Mathaba News Agency was able to capture evidence of fraud and cheating by Amnesty International USA in its on-line poll for “Human Rights Hero” of 2011.
Already under intense criticism worldwide for having ignored the plight of the Libyan people who were bombed and invaded in the name of “human rights” by western powers, leading to the “Stalingrad” type blockage and destruction of entire cities, most notably Sirte, Amnesty International closed the on-line poll one month early, and changed the rules early January, after Libyan leader Muammar Gaddafi took the clear lead in the poll.
Libya had become the “Switzerland of Africa” after being the poorest country in the world, after Muammar Gaddafi came to power in 1969 and handed over power to the people to a novel system of direct participatory democracy in 1977.

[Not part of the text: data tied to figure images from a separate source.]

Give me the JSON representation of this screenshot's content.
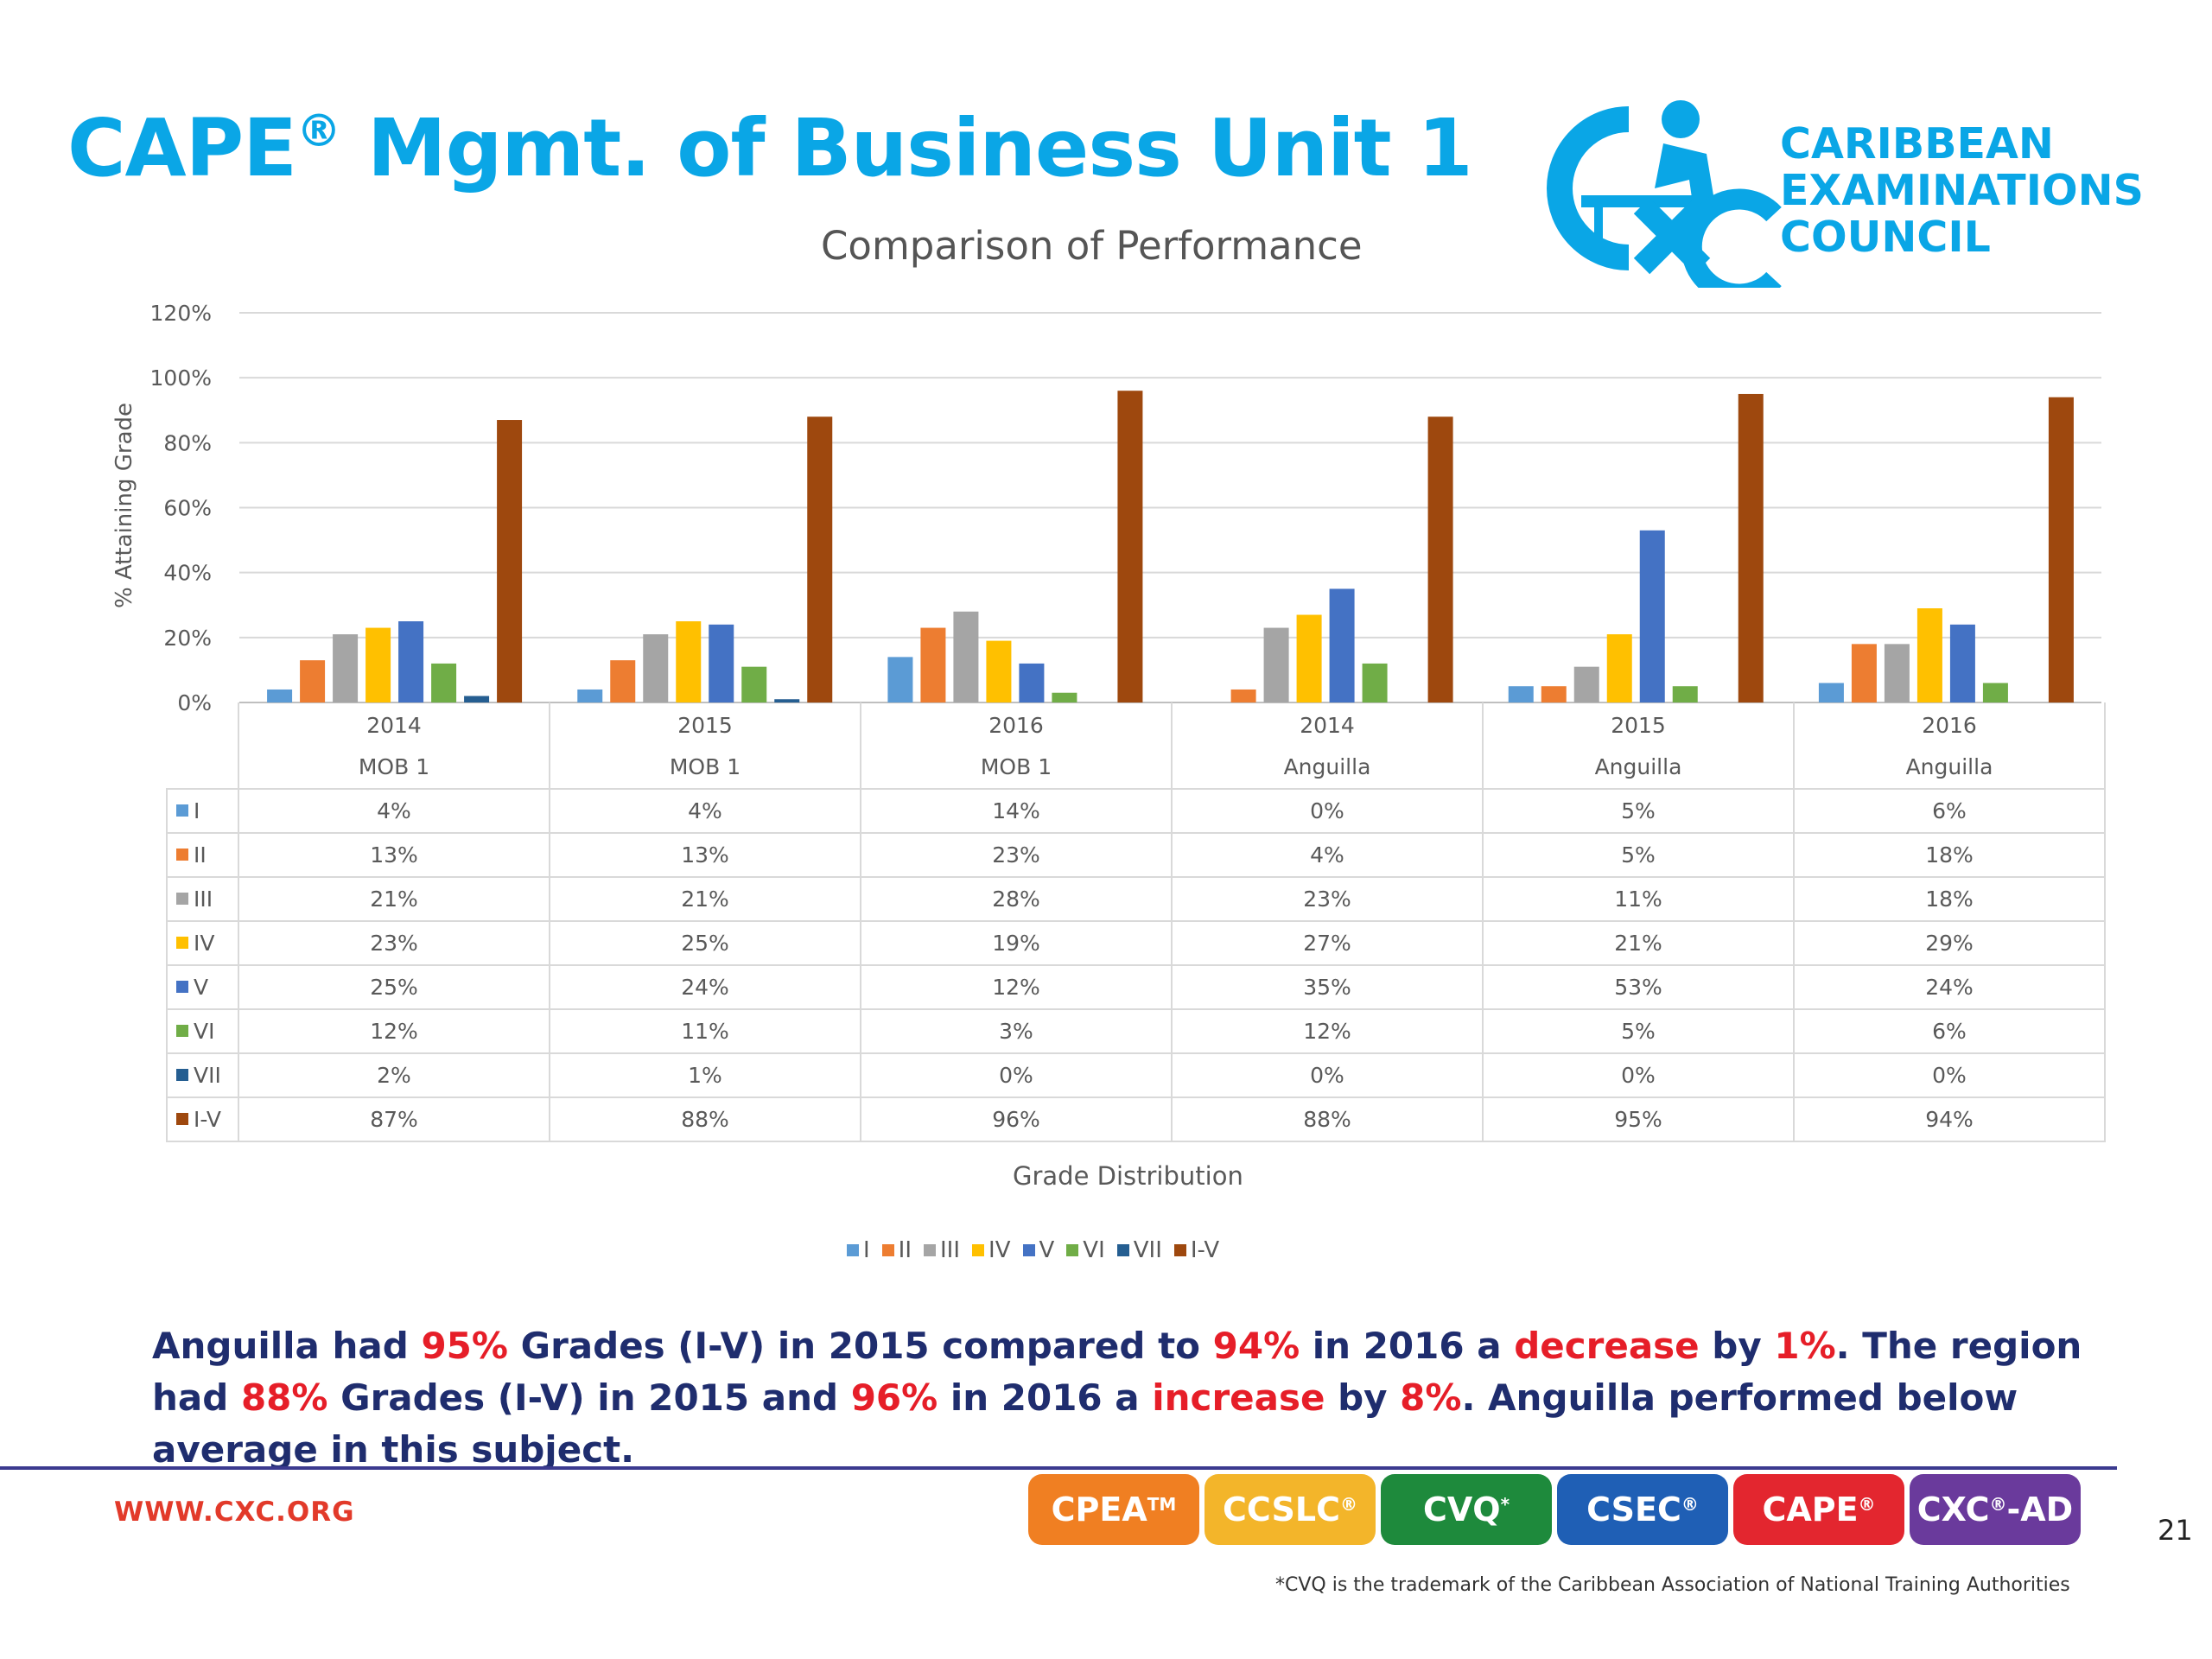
{
  "slide": {
    "title_main": "CAPE",
    "title_mark": "®",
    "title_rest": " Mgmt. of Business Unit 1",
    "logo_lines": [
      "CARIBBEAN",
      "EXAMINATIONS",
      "COUNCIL"
    ],
    "summary": [
      {
        "t": "Anguilla had ",
        "h": false
      },
      {
        "t": "95%",
        "h": true
      },
      {
        "t": " Grades (I-V) in 2015 compared to ",
        "h": false
      },
      {
        "t": "94%",
        "h": true
      },
      {
        "t": " in 2016 a ",
        "h": false
      },
      {
        "t": "decrease",
        "h": true
      },
      {
        "t": " by ",
        "h": false
      },
      {
        "t": "1%",
        "h": true
      },
      {
        "t": ". The region had ",
        "h": false
      },
      {
        "t": "88%",
        "h": true
      },
      {
        "t": " Grades (I-V) in 2015 and ",
        "h": false
      },
      {
        "t": "96%",
        "h": true
      },
      {
        "t": " in 2016 a ",
        "h": false
      },
      {
        "t": "increase",
        "h": true
      },
      {
        "t": " by ",
        "h": false
      },
      {
        "t": "8%",
        "h": true
      },
      {
        "t": ". Anguilla performed below average in this subject.",
        "h": false
      }
    ],
    "website": "WWW.CXC.ORG",
    "badges": [
      {
        "label": "CPEA",
        "mark": "TM",
        "color": "#f07f22"
      },
      {
        "label": "CCSLC",
        "mark": "®",
        "color": "#f3b52a"
      },
      {
        "label": "CVQ",
        "mark": "*",
        "color": "#1e8a3c"
      },
      {
        "label": "CSEC",
        "mark": "®",
        "color": "#1f5fb5"
      },
      {
        "label": "CAPE",
        "mark": "®",
        "color": "#e3262f"
      },
      {
        "label": "CXC",
        "mark": "®",
        "suffix": "-AD",
        "color": "#6a3a9c"
      }
    ],
    "page_number": "21",
    "footnote": "*CVQ is the trademark of the Caribbean Association of National Training Authorities"
  },
  "chart_data": {
    "type": "bar",
    "title": "Comparison of Performance",
    "xlabel": "Grade Distribution",
    "ylabel": "% Attaining Grade",
    "ylim": [
      0,
      120
    ],
    "yticks": [
      "0%",
      "20%",
      "40%",
      "60%",
      "80%",
      "100%",
      "120%"
    ],
    "grid": true,
    "legend_position": "bottom",
    "categories": [
      {
        "year": "2014",
        "group": "MOB 1"
      },
      {
        "year": "2015",
        "group": "MOB 1"
      },
      {
        "year": "2016",
        "group": "MOB 1"
      },
      {
        "year": "2014",
        "group": "Anguilla"
      },
      {
        "year": "2015",
        "group": "Anguilla"
      },
      {
        "year": "2016",
        "group": "Anguilla"
      }
    ],
    "series": [
      {
        "name": "I",
        "color": "#5b9bd5",
        "values": [
          4,
          4,
          14,
          0,
          5,
          6
        ]
      },
      {
        "name": "II",
        "color": "#ed7d31",
        "values": [
          13,
          13,
          23,
          4,
          5,
          18
        ]
      },
      {
        "name": "III",
        "color": "#a5a5a5",
        "values": [
          21,
          21,
          28,
          23,
          11,
          18
        ]
      },
      {
        "name": "IV",
        "color": "#ffc000",
        "values": [
          23,
          25,
          19,
          27,
          21,
          29
        ]
      },
      {
        "name": "V",
        "color": "#4472c4",
        "values": [
          25,
          24,
          12,
          35,
          53,
          24
        ]
      },
      {
        "name": "VI",
        "color": "#70ad47",
        "values": [
          12,
          11,
          3,
          12,
          5,
          6
        ]
      },
      {
        "name": "VII",
        "color": "#255e91",
        "values": [
          2,
          1,
          0,
          0,
          0,
          0
        ]
      },
      {
        "name": "I-V",
        "color": "#9e480e",
        "values": [
          87,
          88,
          96,
          88,
          95,
          94
        ]
      }
    ]
  }
}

With free education, health, housing, electricity and water, and a new charter of human rights, Libya became a beacon for “freedom fighters” the world over, seeking to emulate some of the ideals of The Green Book.
After a sudden turn-around by bankrupted western nations who had been threatened by the socialist example of Libya which had shared its wealth throughout Africa and was engaged in a $42 billion project that would have seen Africa freed from the clutches of the International Monetary Fund and World Bank, the USA along with European NATO military partners, launched an all-out attack on Libya leading to immense humanitarian disaster, with the support of a compliant and compromised western news media.
Screen-shots late December and early January showed that Gaddafi was leading the Amnesty International USA vote as “Human Rights Hero” of 2011, which had clearly been unexpected and an embarrassment to the organisation which had remained largely mute on the atrocities committed by NATO and its mercenary rebel forces.
Within days of the outright lead, which was visible on the website which published a graphical representation of the most popular votes, the “human rights” organization altered the rules to close the poll retrospectively, one month early.